In its most frequent telling, dovish central banks, low or negative government bond yields, weak global growth and subdued inflation have conspired "to drive investors into all corners of credit," said UBS analysts Stephen Caprio and Matthew Mish. Dig a little deeper though and you'll find investors are actually more reluctant than one might think to accept greater risks, they said, in a continuation of a theme set out recently by their counterparts at Credit Suisse AG and Bank of America Merrill Lynch.
By analyzing inflows and outflows of global credit funds managing $3.5 trillion of assets, Caprio and Mish found funds with less default risk — and thus likely lower yields — have seen a surge of money come in recent months. By contrast, funds with "material" default risk — those that invest in securities rated less than BB — have suffered outflows.
It didn't used to be like this. For five years between the first quarters of 2009 and 2014 investors indiscriminately piled into credit. But the collapse in oil prices spurred a surge in commodity-related defaults, and the resultant hit to returns on high-yield bonds, have since led to outflows in 'low-quality' credits "with no abatement seen yet", said the UBS analysts.
Today there's more of a "flight to quality" at play than a "reach for yield" they said, echoing similar comments from BofAML late last month.

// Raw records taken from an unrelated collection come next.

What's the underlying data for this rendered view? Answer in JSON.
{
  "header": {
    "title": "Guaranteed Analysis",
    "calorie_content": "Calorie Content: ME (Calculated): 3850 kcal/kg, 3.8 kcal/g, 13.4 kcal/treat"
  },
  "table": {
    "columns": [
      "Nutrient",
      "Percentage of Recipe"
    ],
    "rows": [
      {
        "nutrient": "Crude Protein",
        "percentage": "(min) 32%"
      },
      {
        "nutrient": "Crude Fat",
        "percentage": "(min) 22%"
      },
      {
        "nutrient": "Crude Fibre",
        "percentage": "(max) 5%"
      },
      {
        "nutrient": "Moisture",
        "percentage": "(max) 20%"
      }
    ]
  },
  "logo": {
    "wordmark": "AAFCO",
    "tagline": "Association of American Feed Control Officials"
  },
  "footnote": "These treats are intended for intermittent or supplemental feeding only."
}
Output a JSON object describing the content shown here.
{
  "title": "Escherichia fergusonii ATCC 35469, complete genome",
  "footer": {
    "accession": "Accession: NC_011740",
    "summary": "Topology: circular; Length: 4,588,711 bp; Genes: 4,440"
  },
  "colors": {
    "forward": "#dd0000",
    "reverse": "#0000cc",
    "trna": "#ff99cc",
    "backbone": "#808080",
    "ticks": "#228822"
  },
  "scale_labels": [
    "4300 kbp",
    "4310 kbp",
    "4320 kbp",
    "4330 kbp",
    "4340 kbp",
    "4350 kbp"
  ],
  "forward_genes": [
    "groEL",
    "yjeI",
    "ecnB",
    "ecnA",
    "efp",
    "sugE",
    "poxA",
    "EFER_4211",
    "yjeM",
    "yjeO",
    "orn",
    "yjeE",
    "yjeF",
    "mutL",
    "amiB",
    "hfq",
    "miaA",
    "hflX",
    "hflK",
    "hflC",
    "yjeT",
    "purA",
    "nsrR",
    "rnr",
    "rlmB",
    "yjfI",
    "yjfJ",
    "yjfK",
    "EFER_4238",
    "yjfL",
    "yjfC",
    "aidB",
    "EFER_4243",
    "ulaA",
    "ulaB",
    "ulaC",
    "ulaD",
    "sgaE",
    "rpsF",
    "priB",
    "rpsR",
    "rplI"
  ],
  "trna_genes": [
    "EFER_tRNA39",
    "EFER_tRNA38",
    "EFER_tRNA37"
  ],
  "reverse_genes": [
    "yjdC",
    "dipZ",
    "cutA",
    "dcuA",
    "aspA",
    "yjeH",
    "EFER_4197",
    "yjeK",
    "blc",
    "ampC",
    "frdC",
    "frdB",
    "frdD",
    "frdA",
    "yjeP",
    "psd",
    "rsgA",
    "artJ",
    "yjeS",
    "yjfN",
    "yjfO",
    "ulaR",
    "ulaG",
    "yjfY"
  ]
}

Interestingly however, the strength of the flight instinct depends on investors' location and the level of stimulus being provided by the local central bank:
In Japan, where the central bank has embarked on an asset-purchase program of unprecedented scale and added a negative interest rate, investors are buying both the highest-quality and lowest-quality funds. Yet in Europe, where the European Central Bank is also in stimulus mode, investors are more cautious, largely avoiding default risk. And in the U.S., outflows from the worst quality credit funds have outpaced those from other regions.